ANGUS BEEF BULLETIN EXTRA

April 5, 2021 | Vol. 14 : No. 3

management

Mycoplasma Bovis: An Increasingly Frustrating Challenge

Chronic pneumonias in the feedlot are often the result of M. bovis.

Mycoplasma bovis (M. bovis) can cause many diseases, including mastitis, arthritis and pneumonia, and some cattle simply shed these bacteria without being sick.

Murray Jelinski, professor in the Department of Large Animal Clinical Science at the Western College of Veterinary Medicine, University of Saskatchewan, says the first case in cattle in North America was reported in the early 1960s with mastitis in a dairy cow in California.

“Later we started to see more cases involved with arthritis. In the 1980s there were more incidences in Canada and the U.S., and people wondered if M. bovis might be involved in pneumonia,” says Jelinski.

By itself, M. bovis does not cause pneumonia. After stress hinders the immune system, however, and some of the other pathogens start damaging the lungs, this one slips down into the lungs from the nasal cavity and starts to grow. Many researchers now consider M. bovis an opportunistic pathogen, infecting the lungs after other pathogens have initiated pneumonia.

Mycoplasmas are the smallest self-replicating bacteria and don’t have a well-defined cell wall. Because of their structure, these bacteria often don’t elicit much immune response, and it may take a while for signs of disease to appear.

“This pathogen multiplies very slowly. It’s quiet and sneaky, like tuberculosis,” he says. “These bacteria are hard to culture because they grow so slowly. When they get into the lungs they also grow very slowly — which has huge implications in the feedlot. When we look at diseased lungs in feedlot cattle we find other pathogens, but now we are also seeing more incidences of mycoplasma.”

Part of the bovine respiratory disease (BRD) complex, M. bovis also causes arthritis and painful joints. Research, he says, is beginning to show infection of M. bovis tends to occur later in the feeding period than the more typical shipping fever pneumonias that show within the first week or two after arrival in the feedyard.

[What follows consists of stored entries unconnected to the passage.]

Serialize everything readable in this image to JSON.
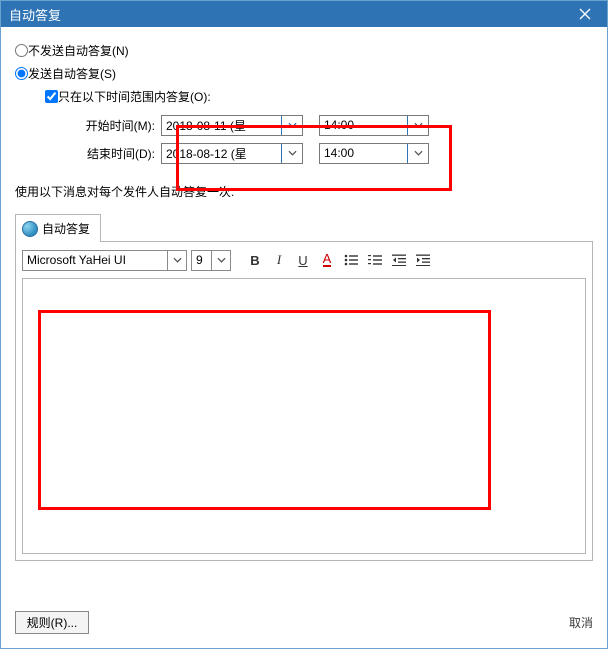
{
  "title": "自动答复",
  "radios": {
    "off_label": "不发送自动答复(N)",
    "on_label": "发送自动答复(S)",
    "selected": "on"
  },
  "check": {
    "range_label": "只在以下时间范围内答复(O):",
    "checked": true
  },
  "times": {
    "start_label": "开始时间(M):",
    "start_date": "2018-08-11 (星",
    "start_time": "14:00",
    "end_label": "结束时间(D):",
    "end_date": "2018-08-12 (星",
    "end_time": "14:00"
  },
  "note": "使用以下消息对每个发件人自动答复一次:",
  "tab_label": "自动答复",
  "toolbar": {
    "font": "Microsoft YaHei UI",
    "size": "9"
  },
  "footer": {
    "rules_label": "规则(R)...",
    "cancel_label": "取消"
  }
}
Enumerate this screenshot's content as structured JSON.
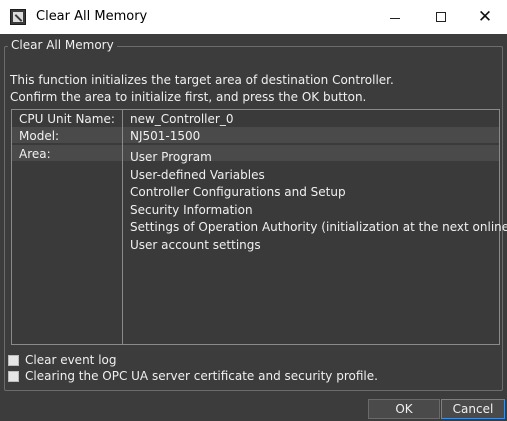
{
  "window": {
    "title": "Clear All Memory"
  },
  "group": {
    "title": "Clear All Memory",
    "description_line1": "This function initializes the target area of destination Controller.",
    "description_line2": "Confirm the area to initialize first, and press the OK button."
  },
  "info": {
    "cpu_label": "CPU Unit Name:",
    "cpu_value": "new_Controller_0",
    "model_label": "Model:",
    "model_value": "NJ501-1500",
    "area_label": "Area:",
    "areas": [
      "User Program",
      "User-defined Variables",
      "Controller Configurations and Setup",
      "Security Information",
      "Settings of Operation Authority (initialization at the next online)",
      "User account settings"
    ]
  },
  "options": {
    "clear_event_log": "Clear event log",
    "clear_opcua": "Clearing the OPC UA server certificate and security profile."
  },
  "buttons": {
    "ok": "OK",
    "cancel": "Cancel"
  },
  "colors": {
    "background": "#3c3c3c",
    "panel": "#3a3a3a",
    "row_highlight": "#4a4a4a",
    "text": "#f0f0f0",
    "focus_border": "#3d8ee0"
  }
}
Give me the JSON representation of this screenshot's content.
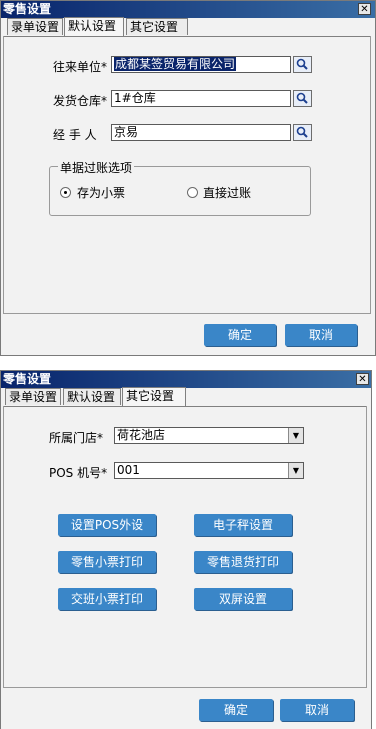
{
  "window1": {
    "title": "零售设置",
    "tabs": [
      "录单设置",
      "默认设置",
      "其它设置"
    ],
    "fields": {
      "partner_label": "往来单位*",
      "partner_value": "成都某签贸易有限公司",
      "warehouse_label": "发货仓库*",
      "warehouse_value": "1#仓库",
      "handler_label": "经 手 人",
      "handler_value": "京易"
    },
    "group": {
      "title": "单据过账选项",
      "option_save": "存为小票",
      "option_post": "直接过账",
      "selected": "存为小票"
    },
    "ok": "确定",
    "cancel": "取消"
  },
  "window2": {
    "title": "零售设置",
    "tabs": [
      "录单设置",
      "默认设置",
      "其它设置"
    ],
    "store_label": "所属门店*",
    "store_value": "荷花池店",
    "pos_label": "POS 机号*",
    "pos_value": "001",
    "buttons": [
      "设置POS外设",
      "电子秤设置",
      "零售小票打印",
      "零售退货打印",
      "交班小票打印",
      "双屏设置"
    ],
    "ok": "确定",
    "cancel": "取消"
  },
  "colors": {
    "titlebar": "#08246b",
    "button": "#3a86c8"
  },
  "icons": {
    "close": "close-icon",
    "search": "search-icon",
    "dropdown": "chevron-down-icon"
  }
}
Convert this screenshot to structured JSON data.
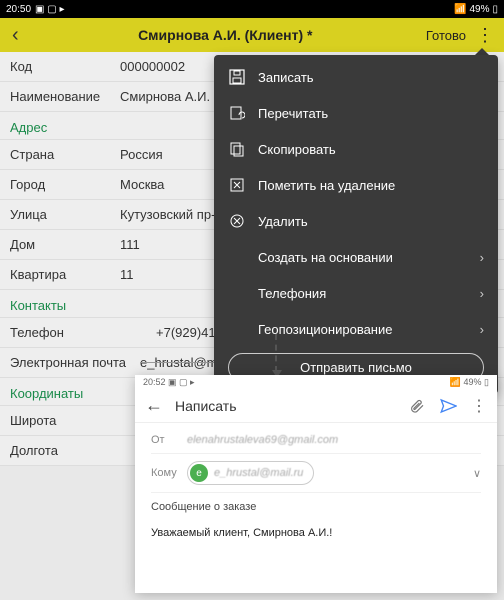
{
  "status": {
    "time": "20:50",
    "battery": "49%"
  },
  "header": {
    "title": "Смирнова А.И. (Клиент) *",
    "done": "Готово"
  },
  "form": {
    "code_label": "Код",
    "code_value": "000000002",
    "name_label": "Наименование",
    "name_value": "Смирнова А.И.",
    "section_address": "Адрес",
    "country_label": "Страна",
    "country_value": "Россия",
    "city_label": "Город",
    "city_value": "Москва",
    "street_label": "Улица",
    "street_value": "Кутузовский пр-т",
    "house_label": "Дом",
    "house_value": "111",
    "apt_label": "Квартира",
    "apt_value": "11",
    "section_contacts": "Контакты",
    "phone_label": "Телефон",
    "phone_value": "+7(929)410-57-90",
    "email_label": "Электронная почта",
    "email_value": "e_hrustal@mail.ru",
    "section_coords": "Координаты",
    "lat_label": "Широта",
    "lon_label": "Долгота"
  },
  "menu": {
    "save": "Записать",
    "reread": "Перечитать",
    "copy": "Скопировать",
    "mark_delete": "Пометить на удаление",
    "delete": "Удалить",
    "create_based": "Создать на основании",
    "telephony": "Телефония",
    "geo": "Геопозиционирование",
    "send_mail": "Отправить письмо"
  },
  "compose": {
    "status_time": "20:52",
    "status_battery": "49%",
    "title": "Написать",
    "from_label": "От",
    "from_value": "elenahrustaleva69@gmail.com",
    "to_label": "Кому",
    "to_chip_avatar": "e",
    "to_chip_value": "e_hrustal@mail.ru",
    "subject": "Сообщение о заказе",
    "body": "Уважаемый клиент, Смирнова А.И.!"
  }
}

Mycoplasma cases appear 30 or more days after arrival. A few healthy animals may be shedding these bacteria when they arrive (since these bacteria can be normal inhabitants of the nasal cavity in carrier animals) and pass it to the other cattle around. Two or three weeks later, nearly all the animals in the pen have it.

By itself, M. bovis does not cause pneumonia. After stress hinders the immune system, however, and some of the other pathogens start damaging the lungs, this one slips down into the lungs from the nasal cavity and starts to grow, he explains. Many researchers now consider M. bovis an opportunistic pathogen, infecting the lungs after other pathogens have initiated pneumonia.

“We see low prevalence upon arrival, then in a couple weeks, when the shipping fever types of pneumonia are peaking, we realize the mycoplasmas are starting to infect those lungs,” he says.

There are effective vaccines to protect pigs and chickens against mycoplasmas, but not cattle.

“This organism is covered in variable surface proteins (VSPs), which the immune system recognizes and forms antibodies against, there’s evidence that immune response triggers the bacteria to switch VSPs, effectively hiding from the immune system,” says Jelinski.

This bacterium keeps changing its surface proteins.

“The immune system might have recognized it last week, but can’t recognize it this week. This is one reason it creates chronic infections,” he explains.

This also enables it to resist antibiotics.

“We don’t have vaccine to effectively prevent it and can’t control it very well with antibiotics, but some animals recover. The other issue is animal welfare because it can get into their joints and they become severely lame,” he says.

Feedlot operators often try to baby those animals along and market them on the rail. About 40%-50% of those cattle can be salvaged, but never do well, he says.

This disease may have increased in incidence, but we may just have increased awareness.

“We recognize it better now, though we also might have changed the ecology of the pathogens in the feedlot as we’ve attempted to control Mannheimia and other BRD pathogens with metaphylaxis upon arrival — maybe allowing more chance for mycoplasma to flourish. Rather than those animals dying of shipping fever early on, they survive it and go on to have mycoplasma infections later. We are doing a better job of controlling pneumonias up front, so the ones emerging later — that have been hanging around — are the mycoplasmas,” he says.

It’s not such a big problem in cow-calf operations.

“There are some outbreaks with calves getting ear infections. Affected calves have tilted head and droopy ear. There are also a few animals that get infections in the reproductive tract, but those are minor and rare,” he explains.

Editor’s note: Heather Smith Thomas is a freelance writer and cattlewoman from Salmon, Idaho. Photo courtesy Murray Jelinski.